LA VALLEE (JACMEL), 20 Décembre – Haïti n’a jamais manqué à un rendez-vous quand il s’agit de la lutte pour l’émancipation des peuples. Pourtant on apprend que notre pays a été absent lors du récent vote d’une résolution de l’OEA (Organisation des Etats Américains) ‘rejetant la violence en Bolivie et appelant au plein respect des droits des peuples autochtones dans l’Etat Plurinational de Bolivie.’
‘Prenant note des graves préoccupations relatives à la situation des droits de la personne, y compris la violence de façon raciste et discriminatoire, exprimée par la Commission Interaméricaine des droits de l’homme dans ses interventions préliminaires, le 10 décembre 2019, après sa visite en Bolivie.
‘Les peuples autochtones ont le droit de ne pas faire l’objet de racisme, de discrimination raciale, de xénophobie et d’autres formes connexes d’intolérance. Les Etats adoptent les mesures préventives et correctives nécessaires pour garantir pleinement et efficacement la protection de ce droit.
‘Considérant l’importance d’éliminer toutes les formes de discrimination raciale et/ou de violence susceptible d’en résulter, qui pourraient toucher des citoyens des Amériques, y compris, et en particulier, les peuples autochtones, et prenant en compte la responsabilité des Etats de les combattre …’ Etc.
Et voici les résultats du vote de cette Résolution par les pays membres de l’OEA : 18 pays du continent Américain ont voté pour (dont les 13 pays de la Caraïbe ou Caricom) ; 4 pays ont voté contre dont les Etats-Unis, la Colombie, la Bolivie (ou gouvernement bolivien actuel suite au renversement du président, lui-même d’origine autochtone Evo Morales) et le Venezuela ou plutôt le président de facto Juan Guaido.
Un seul pays absent, dont le siège est resté vide : Haïti.
Bien entendu pour faire plaisir au président américain Donald Trump, voici Haïti capable de se renier, de renier ses origines.

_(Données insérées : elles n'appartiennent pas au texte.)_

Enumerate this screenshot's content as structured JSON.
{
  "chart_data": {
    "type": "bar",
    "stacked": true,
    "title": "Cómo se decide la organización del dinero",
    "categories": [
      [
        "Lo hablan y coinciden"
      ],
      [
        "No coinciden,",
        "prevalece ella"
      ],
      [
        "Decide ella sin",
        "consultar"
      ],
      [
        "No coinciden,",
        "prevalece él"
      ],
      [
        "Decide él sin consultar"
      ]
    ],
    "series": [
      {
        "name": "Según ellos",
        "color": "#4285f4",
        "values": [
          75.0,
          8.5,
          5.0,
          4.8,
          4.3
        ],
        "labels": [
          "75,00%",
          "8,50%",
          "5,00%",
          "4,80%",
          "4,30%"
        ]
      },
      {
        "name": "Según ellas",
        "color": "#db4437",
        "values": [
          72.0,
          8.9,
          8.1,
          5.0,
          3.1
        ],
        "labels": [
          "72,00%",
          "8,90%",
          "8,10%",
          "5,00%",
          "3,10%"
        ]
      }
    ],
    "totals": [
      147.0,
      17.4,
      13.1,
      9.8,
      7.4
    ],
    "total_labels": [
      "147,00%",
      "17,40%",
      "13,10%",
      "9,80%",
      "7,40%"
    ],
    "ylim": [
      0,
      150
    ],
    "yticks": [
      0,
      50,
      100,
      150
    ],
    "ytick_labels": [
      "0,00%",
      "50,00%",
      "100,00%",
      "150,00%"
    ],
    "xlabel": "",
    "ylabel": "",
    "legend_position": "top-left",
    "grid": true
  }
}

Cette Haïti dont notre Toto Bissainthe chante ‘se manman libète’, ajoutant ‘si l tonbe la leve.’


Parcourons serait-ce rapidement l’Histoire dans ce domaine de ce pays-là :
Aucun d’entre nous n’ignore que la lutte d’indépendance du Venezuela et de nombreux autres Etats latino-américains est associée à l’asile accordé par le président de la République d’Haïti, Alexandre Pétion à Simon Bolivar en 1815.
En créant l’Accord Petrocaribe, feu le président Hugo Chavez exprimait sa volonté de retour à un certain nombre de valeurs héritées de Bolivar comme le nationalisme et la solidarité panaméricaine comme réaction à l’impérialisme …

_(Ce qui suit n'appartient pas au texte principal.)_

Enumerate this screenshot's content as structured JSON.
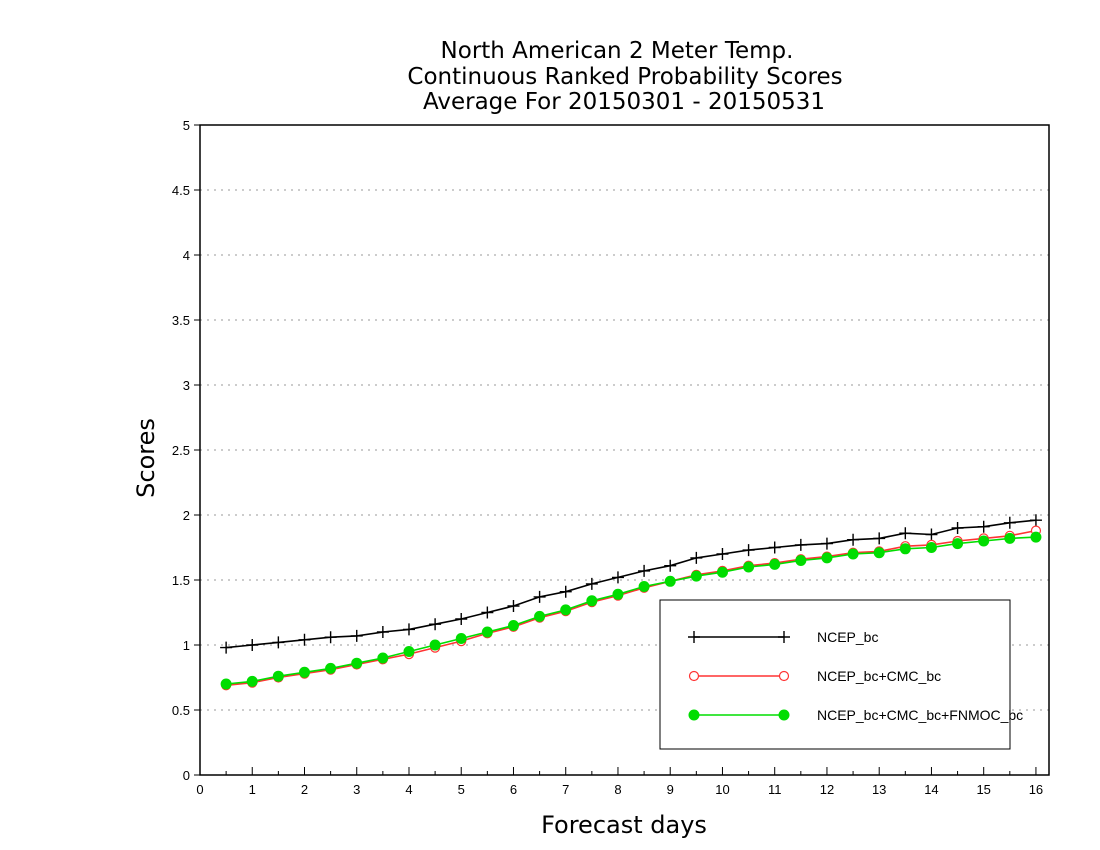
{
  "chart_data": {
    "type": "line",
    "title": [
      "North American 2 Meter Temp.",
      "Continuous Ranked Probability Scores",
      "Average For 20150301 - 20150531"
    ],
    "xlabel": "Forecast days",
    "ylabel": "Scores",
    "xlim": [
      0,
      16.25
    ],
    "ylim": [
      0,
      5
    ],
    "xticks": [
      "0",
      "1",
      "2",
      "3",
      "4",
      "5",
      "6",
      "7",
      "8",
      "9",
      "10",
      "11",
      "12",
      "13",
      "14",
      "15",
      "16"
    ],
    "yticks": [
      "0",
      "0.5",
      "1",
      "1.5",
      "2",
      "2.5",
      "3",
      "3.5",
      "4",
      "4.5",
      "5"
    ],
    "grid": "horizontal dotted",
    "legend_position": "lower-right",
    "x": [
      0.5,
      1,
      1.5,
      2,
      2.5,
      3,
      3.5,
      4,
      4.5,
      5,
      5.5,
      6,
      6.5,
      7,
      7.5,
      8,
      8.5,
      9,
      9.5,
      10,
      10.5,
      11,
      11.5,
      12,
      12.5,
      13,
      13.5,
      14,
      14.5,
      15,
      15.5,
      16
    ],
    "series": [
      {
        "name": "NCEP_bc",
        "color": "#000000",
        "marker": "plus",
        "values": [
          0.98,
          1.0,
          1.02,
          1.04,
          1.06,
          1.07,
          1.1,
          1.12,
          1.16,
          1.2,
          1.25,
          1.3,
          1.37,
          1.41,
          1.47,
          1.52,
          1.57,
          1.61,
          1.67,
          1.7,
          1.73,
          1.75,
          1.77,
          1.78,
          1.81,
          1.82,
          1.86,
          1.85,
          1.9,
          1.91,
          1.94,
          1.96
        ]
      },
      {
        "name": "NCEP_bc+CMC_bc",
        "color": "#ff3333",
        "marker": "open-circle",
        "values": [
          0.69,
          0.71,
          0.75,
          0.78,
          0.81,
          0.85,
          0.89,
          0.93,
          0.98,
          1.03,
          1.09,
          1.14,
          1.21,
          1.26,
          1.33,
          1.38,
          1.44,
          1.49,
          1.54,
          1.57,
          1.61,
          1.63,
          1.66,
          1.68,
          1.71,
          1.72,
          1.76,
          1.77,
          1.8,
          1.82,
          1.84,
          1.88
        ]
      },
      {
        "name": "NCEP_bc+CMC_bc+FNMOC_bc",
        "color": "#00dd00",
        "marker": "filled-circle",
        "values": [
          0.7,
          0.72,
          0.76,
          0.79,
          0.82,
          0.86,
          0.9,
          0.95,
          1.0,
          1.05,
          1.1,
          1.15,
          1.22,
          1.27,
          1.34,
          1.39,
          1.45,
          1.49,
          1.53,
          1.56,
          1.6,
          1.62,
          1.65,
          1.67,
          1.7,
          1.71,
          1.74,
          1.75,
          1.78,
          1.8,
          1.82,
          1.83
        ]
      }
    ]
  }
}
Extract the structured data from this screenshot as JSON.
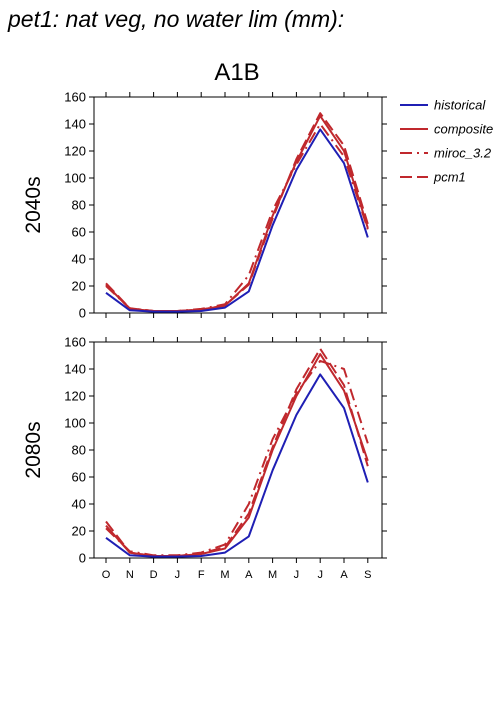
{
  "page_title": "pet1: nat veg, no water lim (mm):",
  "scenario_label": "A1B",
  "legend": [
    {
      "name": "historical",
      "color": "#1f1fb4",
      "dash": "solid"
    },
    {
      "name": "composite",
      "color": "#c0282d",
      "dash": "solid"
    },
    {
      "name": "miroc_3.2",
      "color": "#c0282d",
      "dash": "dashdot"
    },
    {
      "name": "pcm1",
      "color": "#c0282d",
      "dash": "dashed"
    }
  ],
  "chart_data": [
    {
      "type": "line",
      "row_label": "2040s",
      "categories": [
        "O",
        "N",
        "D",
        "J",
        "F",
        "M",
        "A",
        "M",
        "J",
        "J",
        "A",
        "S"
      ],
      "ylim": [
        0,
        160
      ],
      "yticks": [
        0,
        20,
        40,
        60,
        80,
        100,
        120,
        140,
        160
      ],
      "series": [
        {
          "name": "historical",
          "values": [
            15,
            2,
            1,
            1,
            1.5,
            4,
            16,
            65,
            106,
            136,
            111,
            56
          ]
        },
        {
          "name": "composite",
          "values": [
            21,
            3,
            1.5,
            1.5,
            2.5,
            5.5,
            22,
            72,
            112,
            146,
            120,
            63
          ]
        },
        {
          "name": "miroc_3.2",
          "values": [
            20,
            3.5,
            1.5,
            1.5,
            3,
            6.5,
            28,
            76,
            110,
            140,
            116,
            62
          ]
        },
        {
          "name": "pcm1",
          "values": [
            22,
            3.5,
            1.5,
            1.5,
            2.5,
            5.5,
            21,
            70,
            114,
            148,
            124,
            66
          ]
        }
      ]
    },
    {
      "type": "line",
      "row_label": "2080s",
      "categories": [
        "O",
        "N",
        "D",
        "J",
        "F",
        "M",
        "A",
        "M",
        "J",
        "J",
        "A",
        "S"
      ],
      "ylim": [
        0,
        160
      ],
      "yticks": [
        0,
        20,
        40,
        60,
        80,
        100,
        120,
        140,
        160
      ],
      "series": [
        {
          "name": "historical",
          "values": [
            15,
            2,
            1,
            1,
            1.5,
            4,
            16,
            65,
            106,
            136,
            111,
            56
          ]
        },
        {
          "name": "composite",
          "values": [
            24,
            4,
            1.5,
            1.5,
            3,
            7,
            30,
            80,
            120,
            151,
            124,
            72
          ]
        },
        {
          "name": "miroc_3.2",
          "values": [
            22,
            5,
            2,
            2,
            4,
            10,
            40,
            88,
            122,
            146,
            140,
            85
          ]
        },
        {
          "name": "pcm1",
          "values": [
            27,
            4,
            1.5,
            1.5,
            3.5,
            8,
            33,
            82,
            125,
            155,
            128,
            68
          ]
        }
      ]
    }
  ]
}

Faut-il rappeler qu’Haïti est un membre fondateur de l’Organisation des Nations Unies (ONU) depuis 1945.
En 1948, Haïti joue un rôle clé dans la rédaction de la Déclaration universelles des droits de l’homme (DUDH), notamment grâce au sénateur haïtien Emile Saint-Lot, rapporteur du comité de rédaction de la DUDH.
Haïti fait également partie des premiers pays à rejoindre l’UNESCO dès 1946.
Qui ne se rappelle la phrase combien prémonitoire du chef de la Délégation d’Haïti à la Société des Nations (ancêtre des Nations Unies), le Général Alfred Nemours après l’invasion de l’Ethiopie par l’Italie fasciste (1935) : ‘Craignons d’être un jour l’Ethiopie d’un autre.’
Peu après l’Allemagne nazie envahissait la Pologne, etc., puis la France.
En mars 2010, une exposition intitulée ‘Juifs et Haïtiens : une histoire oubliée’, organisée à Montréal, présenta la relation entre les deux communautés comme une dette d’honneur contractée pendant la Seconde Guerre mondiale : l’asile offert aux Juifs européens forcés à l’exil.
Au lendemain du séisme du 12 janvier 2010 qui fit plus de 200.000 morts en Haïti, Fidel Castro écrit : ‘plus personne ne semble se rappeler que Haïti a été le premier pays où 400.000 Africains victimes de la traite et de l’esclavage des Européens se soulevèrent contre 30.000 Blancs (…) déclenchant la première plus grande révolution sociale sur notre continent.’
Cet oubli dont parle Fidel Castro ne toucherait-il pas aujourd’hui nos propres dirigeants ?
Ceux qui pour ne pas déplaire à l’actuel locataire de la Maison Blanche (qui n’en demande probablement pas tant, trop occupé à ses propres problèmes de mise en accusation pour abus de pouvoir et autres) ont choisi de déserter un vote qui traditionnellement aurait été présidé par notre pays lui-même.
Toute la Caricom (13 pays membres) ont voté pour.
Haïti a choisi de se dissimuler. Dans sa propre honte.